While it's nice that Chatgpt admits that it screwed up, what's problematic is that it does so so nonchalantly - as if it's just another day in the rain and it's not problem and that so what, I screwed up - what you gonna do about it?!?
And that's the rub, isn't it? It's not that you can sue an LLM for returning holographic case law - or can you? I mean, here you are against a deadline and you run a search in an LLM for a "Motion for Summary Judgement with 4 cases on point" and you submit the results to the court only to discover at your hearing for sanctions that the 4 cases on point don't exist (because they're holographic).
Yeah, you could have cite checked the cases before you submitted your motion but you were against a deadline and what self-respecting attorney actually cite checks their work, right?!?

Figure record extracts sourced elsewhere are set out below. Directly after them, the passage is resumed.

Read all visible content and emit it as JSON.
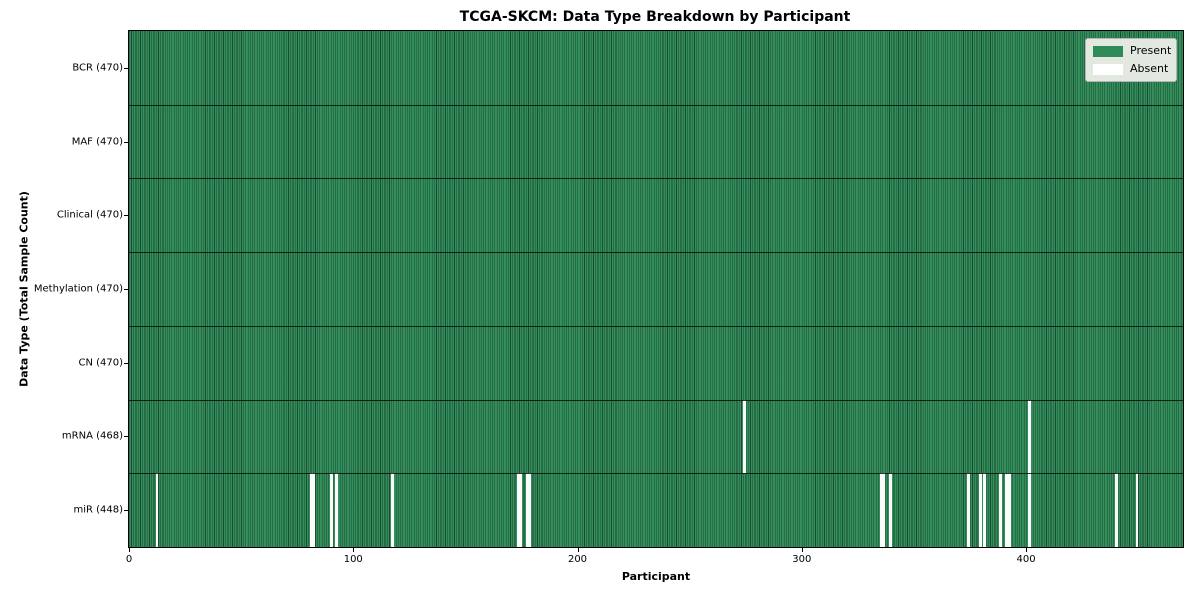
{
  "title": "TCGA-SKCM: Data Type Breakdown by Participant",
  "chart_data": {
    "type": "heatmap",
    "title": "TCGA-SKCM: Data Type Breakdown by Participant",
    "xlabel": "Participant",
    "ylabel": "Data Type (Total Sample Count)",
    "n_participants": 470,
    "x_ticks": [
      0,
      100,
      200,
      300,
      400
    ],
    "grid": false,
    "legend_position": "upper right",
    "legend": [
      {
        "label": "Present",
        "color": "#2e8b57"
      },
      {
        "label": "Absent",
        "color": "#ffffff"
      }
    ],
    "colors": {
      "present": "#2e8b57",
      "absent": "#fbfbfb",
      "cell_edge": "rgba(0,0,0,0.45)",
      "row_separator": "#0a0f0a"
    },
    "rows": [
      {
        "label": "BCR (470)",
        "data_type": "BCR",
        "present_count": 470,
        "absent_participants": []
      },
      {
        "label": "MAF (470)",
        "data_type": "MAF",
        "present_count": 470,
        "absent_participants": []
      },
      {
        "label": "Clinical (470)",
        "data_type": "Clinical",
        "present_count": 470,
        "absent_participants": []
      },
      {
        "label": "Methylation (470)",
        "data_type": "Methylation",
        "present_count": 470,
        "absent_participants": []
      },
      {
        "label": "CN (470)",
        "data_type": "CN",
        "present_count": 470,
        "absent_participants": []
      },
      {
        "label": "mRNA (468)",
        "data_type": "mRNA",
        "present_count": 468,
        "absent_participants": [
          274,
          401
        ]
      },
      {
        "label": "miR (448)",
        "data_type": "miR",
        "present_count": 448,
        "absent_participants": [
          12,
          81,
          82,
          90,
          92,
          117,
          173,
          174,
          177,
          178,
          335,
          336,
          339,
          374,
          379,
          381,
          388,
          391,
          392,
          401,
          440,
          449
        ]
      }
    ]
  }
}
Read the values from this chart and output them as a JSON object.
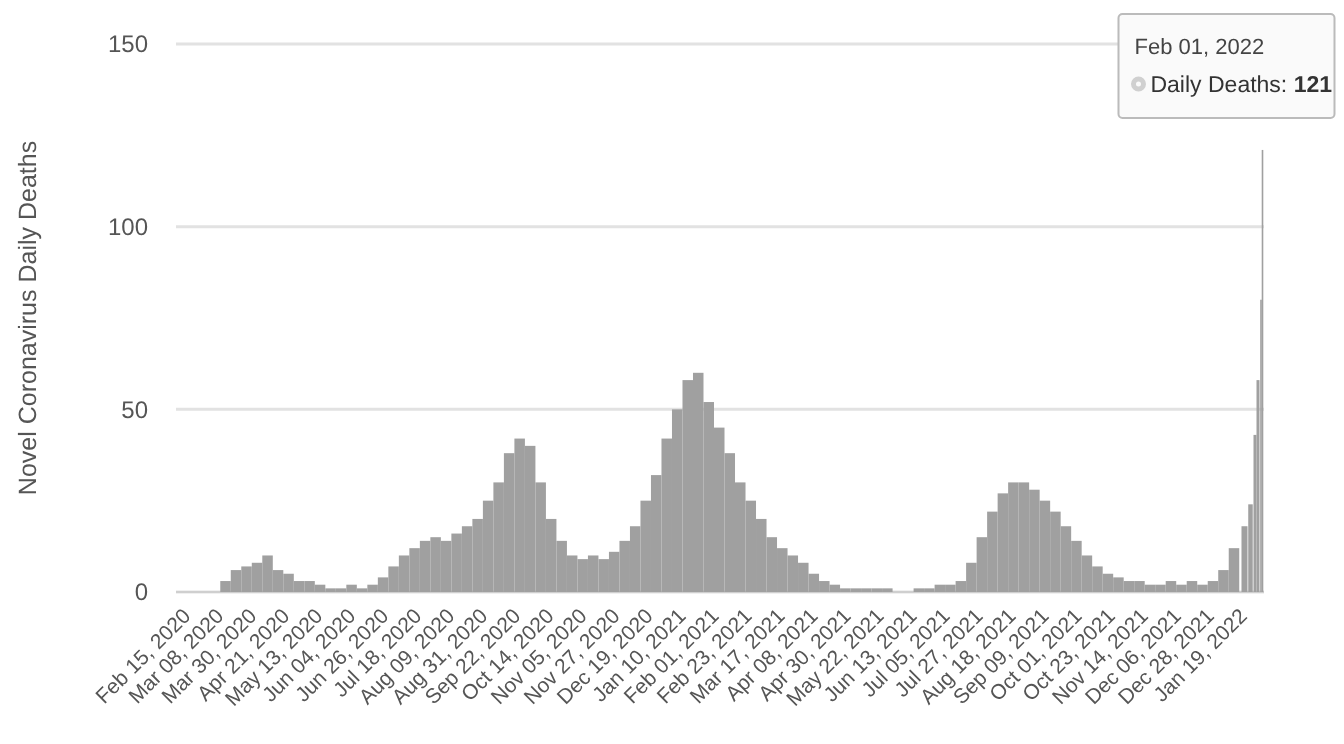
{
  "chart_data": {
    "type": "bar",
    "ylabel": "Novel Coronavirus Daily Deaths",
    "x": [
      "2020-03-12",
      "2020-03-19",
      "2020-03-26",
      "2020-04-02",
      "2020-04-09",
      "2020-04-16",
      "2020-04-23",
      "2020-04-30",
      "2020-05-07",
      "2020-05-14",
      "2020-05-21",
      "2020-05-28",
      "2020-06-04",
      "2020-06-11",
      "2020-06-18",
      "2020-06-25",
      "2020-07-02",
      "2020-07-09",
      "2020-07-16",
      "2020-07-23",
      "2020-07-30",
      "2020-08-06",
      "2020-08-13",
      "2020-08-20",
      "2020-08-27",
      "2020-09-03",
      "2020-09-10",
      "2020-09-17",
      "2020-09-24",
      "2020-10-01",
      "2020-10-08",
      "2020-10-15",
      "2020-10-22",
      "2020-10-29",
      "2020-11-05",
      "2020-11-12",
      "2020-11-19",
      "2020-11-26",
      "2020-12-03",
      "2020-12-10",
      "2020-12-17",
      "2020-12-24",
      "2020-12-31",
      "2021-01-07",
      "2021-01-14",
      "2021-01-21",
      "2021-01-28",
      "2021-02-04",
      "2021-02-11",
      "2021-02-18",
      "2021-02-25",
      "2021-03-04",
      "2021-03-11",
      "2021-03-18",
      "2021-03-25",
      "2021-04-01",
      "2021-04-08",
      "2021-04-15",
      "2021-04-22",
      "2021-04-29",
      "2021-05-06",
      "2021-05-13",
      "2021-05-20",
      "2021-05-27",
      "2021-06-03",
      "2021-06-10",
      "2021-06-17",
      "2021-06-24",
      "2021-07-01",
      "2021-07-08",
      "2021-07-15",
      "2021-07-22",
      "2021-07-29",
      "2021-08-05",
      "2021-08-12",
      "2021-08-19",
      "2021-08-26",
      "2021-09-02",
      "2021-09-09",
      "2021-09-16",
      "2021-09-23",
      "2021-09-30",
      "2021-10-07",
      "2021-10-14",
      "2021-10-21",
      "2021-10-28",
      "2021-11-04",
      "2021-11-11",
      "2021-11-18",
      "2021-11-25",
      "2021-12-02",
      "2021-12-09",
      "2021-12-16",
      "2021-12-23",
      "2021-12-30",
      "2022-01-06",
      "2022-01-13",
      "2022-01-20",
      "2022-01-24",
      "2022-01-27",
      "2022-01-29",
      "2022-01-31",
      "2022-02-01"
    ],
    "values": [
      3,
      6,
      7,
      8,
      10,
      6,
      5,
      3,
      3,
      2,
      1,
      1,
      2,
      1,
      2,
      4,
      7,
      10,
      12,
      14,
      15,
      14,
      16,
      18,
      20,
      25,
      30,
      38,
      42,
      40,
      30,
      20,
      14,
      10,
      9,
      10,
      9,
      11,
      14,
      18,
      25,
      32,
      42,
      50,
      58,
      60,
      52,
      45,
      38,
      30,
      25,
      20,
      15,
      12,
      10,
      8,
      5,
      3,
      2,
      1,
      1,
      1,
      1,
      1,
      0,
      0,
      1,
      1,
      2,
      2,
      3,
      8,
      15,
      22,
      27,
      30,
      30,
      28,
      25,
      22,
      18,
      14,
      10,
      7,
      5,
      4,
      3,
      3,
      2,
      2,
      3,
      2,
      3,
      2,
      3,
      6,
      12,
      18,
      24,
      43,
      58,
      80,
      121
    ],
    "color": "#a0a0a0",
    "xlim": [
      "2020-02-08",
      "2022-02-02"
    ],
    "xticks": [
      {
        "value": "2020-02-15",
        "label": "Feb 15, 2020"
      },
      {
        "value": "2020-03-08",
        "label": "Mar 08, 2020"
      },
      {
        "value": "2020-03-30",
        "label": "Mar 30, 2020"
      },
      {
        "value": "2020-04-21",
        "label": "Apr 21, 2020"
      },
      {
        "value": "2020-05-13",
        "label": "May 13, 2020"
      },
      {
        "value": "2020-06-04",
        "label": "Jun 04, 2020"
      },
      {
        "value": "2020-06-26",
        "label": "Jun 26, 2020"
      },
      {
        "value": "2020-07-18",
        "label": "Jul 18, 2020"
      },
      {
        "value": "2020-08-09",
        "label": "Aug 09, 2020"
      },
      {
        "value": "2020-08-31",
        "label": "Aug 31, 2020"
      },
      {
        "value": "2020-09-22",
        "label": "Sep 22, 2020"
      },
      {
        "value": "2020-10-14",
        "label": "Oct 14, 2020"
      },
      {
        "value": "2020-11-05",
        "label": "Nov 05, 2020"
      },
      {
        "value": "2020-11-27",
        "label": "Nov 27, 2020"
      },
      {
        "value": "2020-12-19",
        "label": "Dec 19, 2020"
      },
      {
        "value": "2021-01-10",
        "label": "Jan 10, 2021"
      },
      {
        "value": "2021-02-01",
        "label": "Feb 01, 2021"
      },
      {
        "value": "2021-02-23",
        "label": "Feb 23, 2021"
      },
      {
        "value": "2021-03-17",
        "label": "Mar 17, 2021"
      },
      {
        "value": "2021-04-08",
        "label": "Apr 08, 2021"
      },
      {
        "value": "2021-04-30",
        "label": "Apr 30, 2021"
      },
      {
        "value": "2021-05-22",
        "label": "May 22, 2021"
      },
      {
        "value": "2021-06-13",
        "label": "Jun 13, 2021"
      },
      {
        "value": "2021-07-05",
        "label": "Jul 05, 2021"
      },
      {
        "value": "2021-07-27",
        "label": "Jul 27, 2021"
      },
      {
        "value": "2021-08-18",
        "label": "Aug 18, 2021"
      },
      {
        "value": "2021-09-09",
        "label": "Sep 09, 2021"
      },
      {
        "value": "2021-10-01",
        "label": "Oct 01, 2021"
      },
      {
        "value": "2021-10-23",
        "label": "Oct 23, 2021"
      },
      {
        "value": "2021-11-14",
        "label": "Nov 14, 2021"
      },
      {
        "value": "2021-12-06",
        "label": "Dec 06, 2021"
      },
      {
        "value": "2021-12-28",
        "label": "Dec 28, 2021"
      },
      {
        "value": "2022-01-19",
        "label": "Jan 19, 2022"
      }
    ],
    "ylim": [
      0,
      150
    ],
    "yticks": [
      0,
      50,
      100,
      150
    ],
    "grid": "y",
    "annotations": [
      {
        "text": "Feb 01, 2022\nDaily Deaths: 121",
        "x": "2022-02-01",
        "y": 121
      }
    ]
  }
}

As it turns out, existing lawsuits against AI companies focus primarily on copyright infringement,
where authors, artists, and news organizations allege their protected
works were used without a license to train the LLMs. These cases are
distinct from those arising from "hallucinated" case law in legal
filings.
Ultimately, the consensus in the legal community is that the onus remains entirely on the human attorney to verify AI-generated work before it is submitted to a court.
I mean, it's a novel idea (to sue an LLM instead of cite checking your work before filing with the court) given these days that no one wants to take responsibility to screwing up because it's always someone elses fault, right?
You know, as this is a new year and a time for new resolutions, maybe this might be one of your resolutions - to stop blaming Chatgpt for everything wrong with the world.
Yes?....No?....can I at least get an Amen?